What tweeters and mid drivers do you think would work best for this setup? As long as they are flush with the plastic as shown with the photo I don't think size will be much an issue because the opening in the speaker housing is pretty large. I just don't want them to get blown out again and would like to replace them myself. 

Can you guys offer any guidance as to where I should look for replacements or what kind of replacements I should purchase?


----------



## tonyvdb (Sep 5, 2007)

Without replacing the crossovers as well you would be very unlikely to get anything that would sound like the originals unless you can find exact replacements it may not be worth it as you would get undesirable results.


----------



## robbo266317 (Sep 22, 2008)

Before looking at replacements I would check if they are in fact blown. Do you have a meter that measures resistance that you could measure them with?
If not you could try a 1.5 volt battery and connect it momentarily to the speaker lugs to see if it makes a noise.


----------



## bobcat16 (Jul 31, 2015)

I'm not home to check them at the moment but if they are in fact blown you're saying i more than likely would have to replace the crossover as well? How difficult is it to replace a crossover?


----------



## tonyvdb (Sep 5, 2007)

bobcat16 said:


> I'm not home to check them at the moment but if they are in fact blown you're saying i more than likely would have to replace the crossover as well? How difficult is it to replace a crossover?


In an old speaker like that it would take some electronics skills as you would have to rebuild it yourself or get one that is already made but that would mean that you would have to also find the correct speakers that would work with that crossover. 
Personally your not going to save any money going this route.
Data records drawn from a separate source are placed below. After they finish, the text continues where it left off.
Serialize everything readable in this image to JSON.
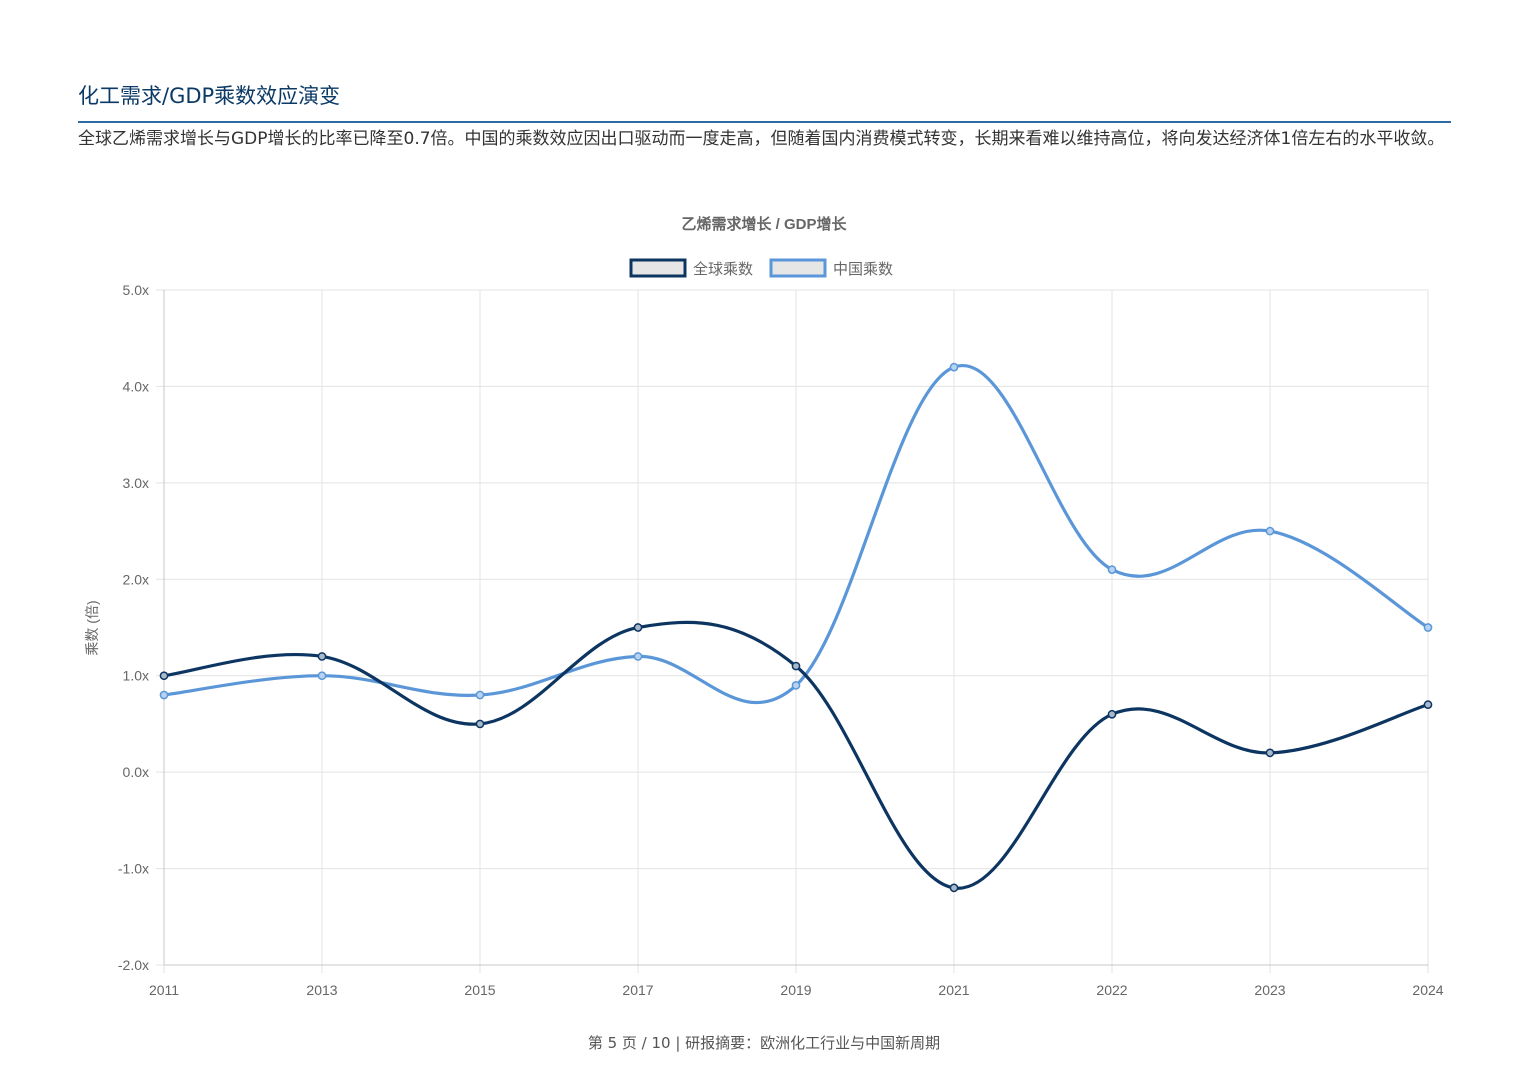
{
  "section": {
    "title": "化工需求/GDP乘数效应演变",
    "description": "全球乙烯需求增长与GDP增长的比率已降至0.7倍。中国的乘数效应因出口驱动而一度走高，但随着国内消费模式转变，长期来看难以维持高位，将向发达经济体1倍左右的水平收敛。"
  },
  "chart_data": {
    "type": "line",
    "title": "乙烯需求增长 / GDP增长",
    "xlabel": "",
    "ylabel": "乘数 (倍)",
    "categories": [
      "2011",
      "2013",
      "2015",
      "2017",
      "2019",
      "2021",
      "2022",
      "2023",
      "2024"
    ],
    "ylim": [
      -2.0,
      5.0
    ],
    "yticks": [
      -2.0,
      -1.0,
      0.0,
      1.0,
      2.0,
      3.0,
      4.0,
      5.0
    ],
    "ytick_suffix": "x",
    "grid": true,
    "legend_position": "top-center",
    "series": [
      {
        "name": "全球乘数",
        "color": "#0d3561",
        "values": [
          1.0,
          1.2,
          0.5,
          1.5,
          1.1,
          -1.2,
          0.6,
          0.2,
          0.7
        ]
      },
      {
        "name": "中国乘数",
        "color": "#5b97d8",
        "values": [
          0.8,
          1.0,
          0.8,
          1.2,
          0.9,
          4.2,
          2.1,
          2.5,
          1.5
        ]
      }
    ]
  },
  "footer": {
    "text": "第 5 页 / 10 | 研报摘要：欧洲化工行业与中国新周期"
  }
}
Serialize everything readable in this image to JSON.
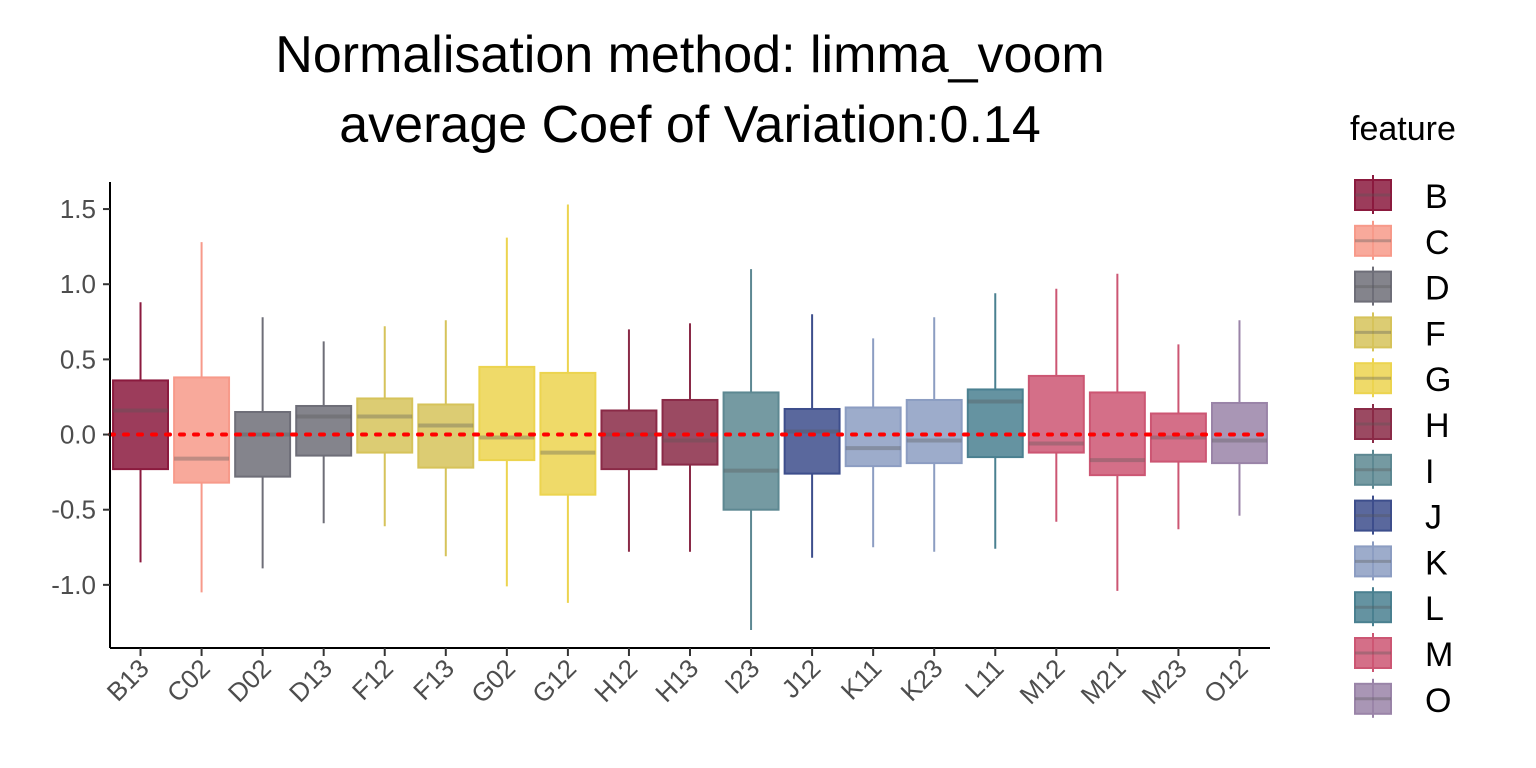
{
  "chart_data": {
    "type": "box",
    "title": "Normalisation method: limma_voom",
    "subtitle": "average Coef of Variation:0.14",
    "xlabel": "",
    "ylabel": "",
    "ylim": [
      -1.42,
      1.68
    ],
    "yticks": [
      1.5,
      1.0,
      0.5,
      0.0,
      -0.5,
      -1.0
    ],
    "ytick_labels": [
      "1.5",
      "1.0",
      "0.5",
      "0.0",
      "-0.5",
      "-1.0"
    ],
    "reference_line": {
      "y": 0.0,
      "color": "#ff0000",
      "style": "dotted"
    },
    "grid": false,
    "legend": {
      "title": "feature",
      "position": "right",
      "entries": [
        {
          "label": "B",
          "color": "#8b1a3e"
        },
        {
          "label": "C",
          "color": "#f79a8a"
        },
        {
          "label": "D",
          "color": "#6e6e78"
        },
        {
          "label": "F",
          "color": "#d6c35a"
        },
        {
          "label": "G",
          "color": "#ecd44f"
        },
        {
          "label": "H",
          "color": "#8a2a47"
        },
        {
          "label": "I",
          "color": "#5d8892"
        },
        {
          "label": "J",
          "color": "#3d4e8c"
        },
        {
          "label": "K",
          "color": "#8c9dc2"
        },
        {
          "label": "L",
          "color": "#4a8090"
        },
        {
          "label": "M",
          "color": "#cc5673"
        },
        {
          "label": "O",
          "color": "#9a84a8"
        }
      ]
    },
    "boxes": [
      {
        "category": "B13",
        "feature": "B",
        "min": -0.85,
        "q1": -0.23,
        "median": 0.16,
        "q3": 0.36,
        "max": 0.88
      },
      {
        "category": "C02",
        "feature": "C",
        "min": -1.05,
        "q1": -0.32,
        "median": -0.16,
        "q3": 0.38,
        "max": 1.28
      },
      {
        "category": "D02",
        "feature": "D",
        "min": -0.89,
        "q1": -0.28,
        "median": 0.0,
        "q3": 0.15,
        "max": 0.78
      },
      {
        "category": "D13",
        "feature": "D",
        "min": -0.59,
        "q1": -0.14,
        "median": 0.12,
        "q3": 0.19,
        "max": 0.62
      },
      {
        "category": "F12",
        "feature": "F",
        "min": -0.61,
        "q1": -0.12,
        "median": 0.12,
        "q3": 0.24,
        "max": 0.72
      },
      {
        "category": "F13",
        "feature": "F",
        "min": -0.81,
        "q1": -0.22,
        "median": 0.06,
        "q3": 0.2,
        "max": 0.76
      },
      {
        "category": "G02",
        "feature": "G",
        "min": -1.01,
        "q1": -0.17,
        "median": -0.02,
        "q3": 0.45,
        "max": 1.31
      },
      {
        "category": "G12",
        "feature": "G",
        "min": -1.12,
        "q1": -0.4,
        "median": -0.12,
        "q3": 0.41,
        "max": 1.53
      },
      {
        "category": "H12",
        "feature": "H",
        "min": -0.78,
        "q1": -0.23,
        "median": 0.0,
        "q3": 0.16,
        "max": 0.7
      },
      {
        "category": "H13",
        "feature": "H",
        "min": -0.78,
        "q1": -0.2,
        "median": -0.04,
        "q3": 0.23,
        "max": 0.74
      },
      {
        "category": "I23",
        "feature": "I",
        "min": -1.3,
        "q1": -0.5,
        "median": -0.24,
        "q3": 0.28,
        "max": 1.1
      },
      {
        "category": "J12",
        "feature": "J",
        "min": -0.82,
        "q1": -0.26,
        "median": 0.02,
        "q3": 0.17,
        "max": 0.8
      },
      {
        "category": "K11",
        "feature": "K",
        "min": -0.75,
        "q1": -0.21,
        "median": -0.09,
        "q3": 0.18,
        "max": 0.64
      },
      {
        "category": "K23",
        "feature": "K",
        "min": -0.78,
        "q1": -0.19,
        "median": -0.04,
        "q3": 0.23,
        "max": 0.78
      },
      {
        "category": "L11",
        "feature": "L",
        "min": -0.76,
        "q1": -0.15,
        "median": 0.22,
        "q3": 0.3,
        "max": 0.94
      },
      {
        "category": "M12",
        "feature": "M",
        "min": -0.58,
        "q1": -0.12,
        "median": -0.06,
        "q3": 0.39,
        "max": 0.97
      },
      {
        "category": "M21",
        "feature": "M",
        "min": -1.04,
        "q1": -0.27,
        "median": -0.17,
        "q3": 0.28,
        "max": 1.07
      },
      {
        "category": "M23",
        "feature": "M",
        "min": -0.63,
        "q1": -0.18,
        "median": -0.02,
        "q3": 0.14,
        "max": 0.6
      },
      {
        "category": "O12",
        "feature": "O",
        "min": -0.54,
        "q1": -0.19,
        "median": -0.04,
        "q3": 0.21,
        "max": 0.76
      }
    ]
  }
}
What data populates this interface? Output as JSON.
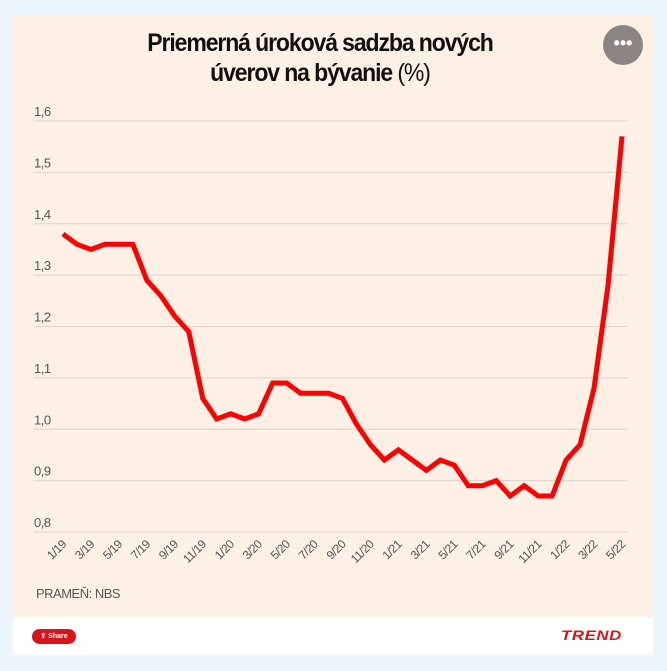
{
  "header": {
    "title_bold": "Priemerná úroková sadzba nových úverov na bývanie",
    "title_unit": "(%)",
    "menu_icon": "more-dots-icon"
  },
  "footer": {
    "source": "PRAMEŇ: NBS",
    "share_label": "Share",
    "logo": "TREND"
  },
  "colors": {
    "line": "#ff0000",
    "background": "#fdf0e4",
    "grid": "#ddd3ca"
  },
  "chart_data": {
    "type": "line",
    "title": "Priemerná úroková sadzba nových úverov na bývanie (%)",
    "xlabel": "",
    "ylabel": "",
    "ylim": [
      0.8,
      1.6
    ],
    "yticks": [
      "0,8",
      "0,9",
      "1,0",
      "1,1",
      "1,2",
      "1,3",
      "1,4",
      "1,5",
      "1,6"
    ],
    "ytick_values": [
      0.8,
      0.9,
      1.0,
      1.1,
      1.2,
      1.3,
      1.4,
      1.5,
      1.6
    ],
    "xticks": [
      "1/19",
      "3/19",
      "5/19",
      "7/19",
      "9/19",
      "11/19",
      "1/20",
      "3/20",
      "5/20",
      "7/20",
      "9/20",
      "11/20",
      "1/21",
      "3/21",
      "5/21",
      "7/21",
      "9/21",
      "11/21",
      "1/22",
      "3/22",
      "5/22"
    ],
    "grid": true,
    "x": [
      "1/19",
      "2/19",
      "3/19",
      "4/19",
      "5/19",
      "6/19",
      "7/19",
      "8/19",
      "9/19",
      "10/19",
      "11/19",
      "12/19",
      "1/20",
      "2/20",
      "3/20",
      "4/20",
      "5/20",
      "6/20",
      "7/20",
      "8/20",
      "9/20",
      "10/20",
      "11/20",
      "12/20",
      "1/21",
      "2/21",
      "3/21",
      "4/21",
      "5/21",
      "6/21",
      "7/21",
      "8/21",
      "9/21",
      "10/21",
      "11/21",
      "12/21",
      "1/22",
      "2/22",
      "3/22",
      "4/22",
      "5/22"
    ],
    "series": [
      {
        "values": [
          1.38,
          1.36,
          1.35,
          1.36,
          1.36,
          1.36,
          1.29,
          1.26,
          1.22,
          1.19,
          1.06,
          1.02,
          1.03,
          1.02,
          1.03,
          1.09,
          1.09,
          1.07,
          1.07,
          1.07,
          1.06,
          1.01,
          0.97,
          0.94,
          0.96,
          0.94,
          0.92,
          0.94,
          0.93,
          0.89,
          0.89,
          0.9,
          0.87,
          0.89,
          0.87,
          0.87,
          0.94,
          0.97,
          1.08,
          1.28,
          1.57
        ]
      }
    ]
  }
}
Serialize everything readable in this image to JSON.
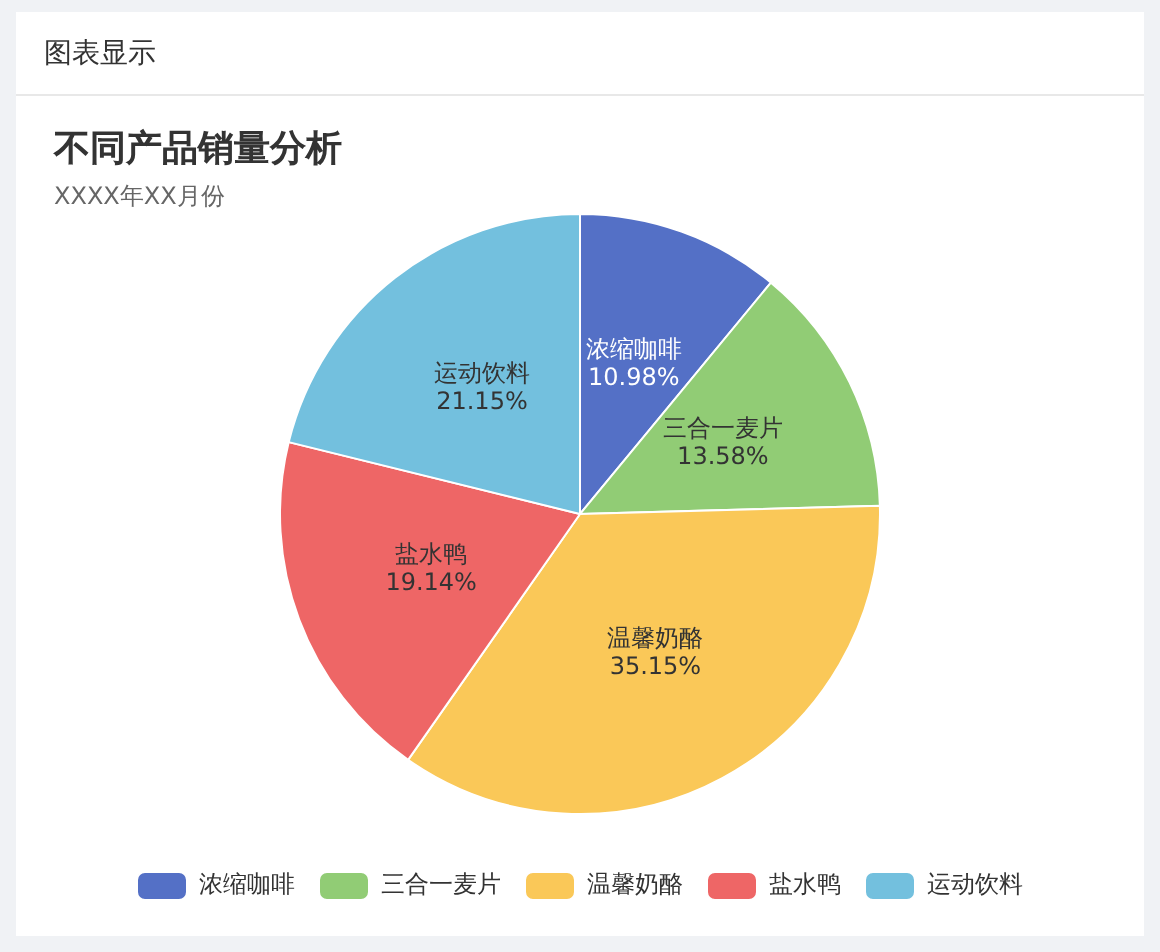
{
  "chart_data": {
    "type": "pie",
    "title": "不同产品销量分析",
    "subtitle": "XXXX年XX月份",
    "annotations": [
      "图表显示"
    ],
    "categories": [
      "浓缩咖啡",
      "三合一麦片",
      "温馨奶酪",
      "盐水鸭",
      "运动饮料"
    ],
    "values": [
      10.98,
      13.58,
      35.15,
      19.14,
      21.15
    ],
    "value_labels": [
      "10.98%",
      "13.58%",
      "35.15%",
      "19.14%",
      "21.15%"
    ],
    "colors": [
      "#5470c6",
      "#91cc75",
      "#fac858",
      "#ee6666",
      "#73c0de"
    ],
    "legend": "bottom"
  }
}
I would just buy some new speakers.


----------



## bobcat16 (Jul 31, 2015)

Could I just find drivers that will work with the crossover and rig the housing to work with whatever size they turn out to be?


----------



## tonyvdb (Sep 5, 2007)

Yes and no, the crossovers and speaker cabinet were designed for the specific drivers that are in there now. given the age of the speakers it would be highly unlikely to find a match. Putting another brand in them would surly alter the sound and likely in an undesirable way.


----------



## bobcat16 (Jul 31, 2015)

So interestingly I just checked the drivers and they all seem to be working....Where do I look now? Bad crossover?


----------



## bobcat16 (Jul 31, 2015)

Alright I opened up the back of the speaker and I think I found the problem. The capacitor seems to have gone bad. The wire in the first picture is connected on the left terminal and just kind of hanging there disconnected from everything. I'm assuming it's supposed to be hooked into the capacitor. 

That is the wire that is supposed to be hooked into the tweeter and the white wire shown in picture 2 is supposed to go into the mid. Both aren't working. I can't see any other capacitors that look like they have gone bad so can the one that went bad prevent both the mid and tweeter from working? 

Also there's an extra set of blue wires and I'm not sure what those are for.


----------



## bobcat16 (Jul 31, 2015)

Cross referenced with the other speaker that just recently quite working. The blue wires run to the tweeters. I'm assuming that the above setup was done as a workaround because something went wrong that couldn't be replaced and probably just happened in the second speaker. I'll probably have someone look at who knows what they're doing and go from there.


----------



## robbo266317 (Sep 22, 2008)

I'm glad you found the issue with it. It's hard to suggest anything without being there to see what they had tried to do. 

Good luck.


----------